When successful entrepreneur, Obama adviser and immigrant success story Ping Fu published her memoir Bend, Not Break in late December, it initially met with much critical acclaim. After a positive review from Forbes was translated and posted to their Chinese-language portal, Chinese netizens and academics sought to debunk Fu’s portrayal of her time during the Cultural Revolution, which they saw as exaggerated and, at times, completely fabricated. The author then defended her account by softening some of her claims. At his South China Morning Post blog, John Kennedy summarizes the debate that unfolded in web-articles and their accompanying comment sections:

[…]Meanwhile, press coverage of Fu and her book was almost exclusively as uncritical as it was patronising, led by The Daily Beast, Huffington PostForbes as well as others.

Exhaustive attempts were made in comment sections to explain the issue, but Fu’s supporters appeared unwilling to listen. Even senior Reuters editor Harold Evans (and husband of Daily Beast founder Tina Brown) turned out to vouch for Fu, calling online appeals to reason a persecution.

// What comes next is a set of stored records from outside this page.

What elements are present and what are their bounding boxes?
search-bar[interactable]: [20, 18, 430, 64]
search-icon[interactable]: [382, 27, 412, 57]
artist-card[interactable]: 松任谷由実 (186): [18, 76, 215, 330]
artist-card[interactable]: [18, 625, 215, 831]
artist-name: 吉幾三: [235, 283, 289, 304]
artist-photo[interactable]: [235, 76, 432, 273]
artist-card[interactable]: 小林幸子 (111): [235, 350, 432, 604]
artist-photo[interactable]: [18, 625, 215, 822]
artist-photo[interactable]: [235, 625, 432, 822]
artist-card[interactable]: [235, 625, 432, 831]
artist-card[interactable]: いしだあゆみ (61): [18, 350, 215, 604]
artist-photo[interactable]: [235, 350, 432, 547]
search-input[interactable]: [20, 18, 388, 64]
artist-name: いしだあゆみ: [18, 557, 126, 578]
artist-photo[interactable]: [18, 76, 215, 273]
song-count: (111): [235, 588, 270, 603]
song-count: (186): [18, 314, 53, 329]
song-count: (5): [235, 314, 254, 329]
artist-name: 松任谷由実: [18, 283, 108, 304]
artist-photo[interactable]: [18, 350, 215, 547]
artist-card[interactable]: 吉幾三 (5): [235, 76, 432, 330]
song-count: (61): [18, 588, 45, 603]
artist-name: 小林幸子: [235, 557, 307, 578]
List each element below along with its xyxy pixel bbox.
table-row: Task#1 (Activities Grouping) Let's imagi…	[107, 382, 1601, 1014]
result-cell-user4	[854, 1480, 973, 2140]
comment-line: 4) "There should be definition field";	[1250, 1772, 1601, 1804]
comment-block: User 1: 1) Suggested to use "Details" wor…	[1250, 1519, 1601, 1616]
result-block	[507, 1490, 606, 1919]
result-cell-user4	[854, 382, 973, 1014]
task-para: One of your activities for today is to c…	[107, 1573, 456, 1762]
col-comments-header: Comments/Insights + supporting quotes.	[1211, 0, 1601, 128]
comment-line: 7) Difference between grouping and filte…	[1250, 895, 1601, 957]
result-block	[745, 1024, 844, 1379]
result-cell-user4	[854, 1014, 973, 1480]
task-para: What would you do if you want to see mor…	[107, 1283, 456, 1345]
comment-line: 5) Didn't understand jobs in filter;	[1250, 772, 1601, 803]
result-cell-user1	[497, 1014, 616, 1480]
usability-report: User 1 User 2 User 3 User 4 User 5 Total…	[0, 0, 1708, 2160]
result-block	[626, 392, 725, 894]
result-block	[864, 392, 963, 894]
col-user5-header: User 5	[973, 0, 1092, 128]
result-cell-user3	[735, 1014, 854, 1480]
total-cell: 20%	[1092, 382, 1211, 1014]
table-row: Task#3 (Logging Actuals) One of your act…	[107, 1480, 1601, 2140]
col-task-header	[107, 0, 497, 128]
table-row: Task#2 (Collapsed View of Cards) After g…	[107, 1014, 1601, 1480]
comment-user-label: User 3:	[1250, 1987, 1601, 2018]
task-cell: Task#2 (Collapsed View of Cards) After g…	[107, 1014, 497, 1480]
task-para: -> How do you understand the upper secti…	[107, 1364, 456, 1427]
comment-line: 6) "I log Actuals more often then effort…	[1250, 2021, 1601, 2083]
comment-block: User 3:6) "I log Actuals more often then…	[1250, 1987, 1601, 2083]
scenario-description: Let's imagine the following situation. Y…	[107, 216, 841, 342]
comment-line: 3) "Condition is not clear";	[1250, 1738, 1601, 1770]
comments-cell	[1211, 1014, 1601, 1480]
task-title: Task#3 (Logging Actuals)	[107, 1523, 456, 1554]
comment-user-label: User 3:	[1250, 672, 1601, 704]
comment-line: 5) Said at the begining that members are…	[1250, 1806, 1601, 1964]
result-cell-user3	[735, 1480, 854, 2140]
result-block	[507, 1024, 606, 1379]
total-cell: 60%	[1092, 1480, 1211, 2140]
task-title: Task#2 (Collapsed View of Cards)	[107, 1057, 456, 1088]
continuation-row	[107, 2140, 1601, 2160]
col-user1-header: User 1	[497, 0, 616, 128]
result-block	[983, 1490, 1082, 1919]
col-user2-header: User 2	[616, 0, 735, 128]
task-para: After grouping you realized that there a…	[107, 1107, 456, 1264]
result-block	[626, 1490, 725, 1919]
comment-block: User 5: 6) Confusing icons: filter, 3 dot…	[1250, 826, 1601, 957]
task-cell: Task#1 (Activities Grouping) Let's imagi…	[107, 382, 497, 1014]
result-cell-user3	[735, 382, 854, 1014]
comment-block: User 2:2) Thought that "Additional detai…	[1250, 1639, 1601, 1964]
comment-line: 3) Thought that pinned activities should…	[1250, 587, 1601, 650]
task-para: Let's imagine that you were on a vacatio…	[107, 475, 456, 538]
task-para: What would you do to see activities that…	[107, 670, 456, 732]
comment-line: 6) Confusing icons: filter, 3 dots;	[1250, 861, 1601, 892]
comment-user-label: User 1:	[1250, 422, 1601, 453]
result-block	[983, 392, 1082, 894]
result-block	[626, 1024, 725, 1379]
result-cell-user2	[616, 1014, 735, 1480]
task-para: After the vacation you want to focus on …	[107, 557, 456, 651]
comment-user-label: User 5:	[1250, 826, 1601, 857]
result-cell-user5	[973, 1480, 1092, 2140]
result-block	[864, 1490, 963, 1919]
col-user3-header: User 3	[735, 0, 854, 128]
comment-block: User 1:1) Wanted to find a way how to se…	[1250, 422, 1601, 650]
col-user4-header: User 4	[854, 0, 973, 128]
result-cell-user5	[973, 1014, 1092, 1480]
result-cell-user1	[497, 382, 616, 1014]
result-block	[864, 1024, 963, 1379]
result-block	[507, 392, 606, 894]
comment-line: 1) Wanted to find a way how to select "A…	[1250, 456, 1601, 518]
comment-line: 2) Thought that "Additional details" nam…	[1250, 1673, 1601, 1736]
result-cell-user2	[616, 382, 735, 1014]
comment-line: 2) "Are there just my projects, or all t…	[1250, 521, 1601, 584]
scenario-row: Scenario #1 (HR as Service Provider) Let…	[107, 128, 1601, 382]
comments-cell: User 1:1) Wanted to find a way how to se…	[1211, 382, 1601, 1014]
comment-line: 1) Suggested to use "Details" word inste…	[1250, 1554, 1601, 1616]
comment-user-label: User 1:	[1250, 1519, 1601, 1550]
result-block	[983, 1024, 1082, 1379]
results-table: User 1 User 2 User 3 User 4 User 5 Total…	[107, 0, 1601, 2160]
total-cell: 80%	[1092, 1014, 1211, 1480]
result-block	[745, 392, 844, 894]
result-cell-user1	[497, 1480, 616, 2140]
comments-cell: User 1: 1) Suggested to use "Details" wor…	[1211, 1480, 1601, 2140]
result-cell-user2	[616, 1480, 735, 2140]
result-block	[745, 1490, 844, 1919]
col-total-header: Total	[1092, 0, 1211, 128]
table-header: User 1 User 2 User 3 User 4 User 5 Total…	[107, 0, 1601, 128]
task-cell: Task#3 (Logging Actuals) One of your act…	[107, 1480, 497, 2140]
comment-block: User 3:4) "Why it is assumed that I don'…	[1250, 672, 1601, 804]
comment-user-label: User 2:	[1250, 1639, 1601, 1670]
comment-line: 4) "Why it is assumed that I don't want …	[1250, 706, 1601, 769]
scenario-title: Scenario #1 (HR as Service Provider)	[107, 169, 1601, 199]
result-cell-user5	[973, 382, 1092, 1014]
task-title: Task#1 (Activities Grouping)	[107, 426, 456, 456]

Of course by this time actual internet trolls, the ones who fabricate China’s history in the opposite direction, had joined in, but all of this appeared lost on Fu’s unquestioning cheerleaders who, variously, dismissed all the feedback as an attack by Chinese internet vigilantes, a coordinated smear campaign against Fu, now placed high “on the vituperative frontline of cyber hostilities between China and the West”.[…]

In his post, Kennedy points to a recent article from The Guardian, in which experts are quoted casting their academically informed doubt over many of Fu’s claims, a few of which are listed below:

[…]Fu also says she was arrested and criticised by Suzhou University authorities after Deng Xiaoping, then China’s paramount leader, met student publishers. She says Deng had seen a daring article from the popular magazine she edited.

Perry Link, an expert on modern Chinese literature at the University of California at Riverside, said student magazine representatives met in 1979, but added: “I do not believe for a moment that Deng Xiaoping ever came near the group.”

[…]The entrepreneur claims she was ordered to leave China after exposing female infanticide in the early 80s, writing that in a few months of research she “witnessed with her own eyes” drowned and suffocated female infants. Last month, she told a radio station she watched “hundreds of baby girls being killed in front of my eyes. I saw girls being tossed into the river.”

Therese Hesketh of University College London, an expert on population controls in China, said: “I have never heard stories of this kind. Infanticide did of course occur, but was not commonplace … It certainly was not done in public as even at that time to be caught meant a possible murder charge.”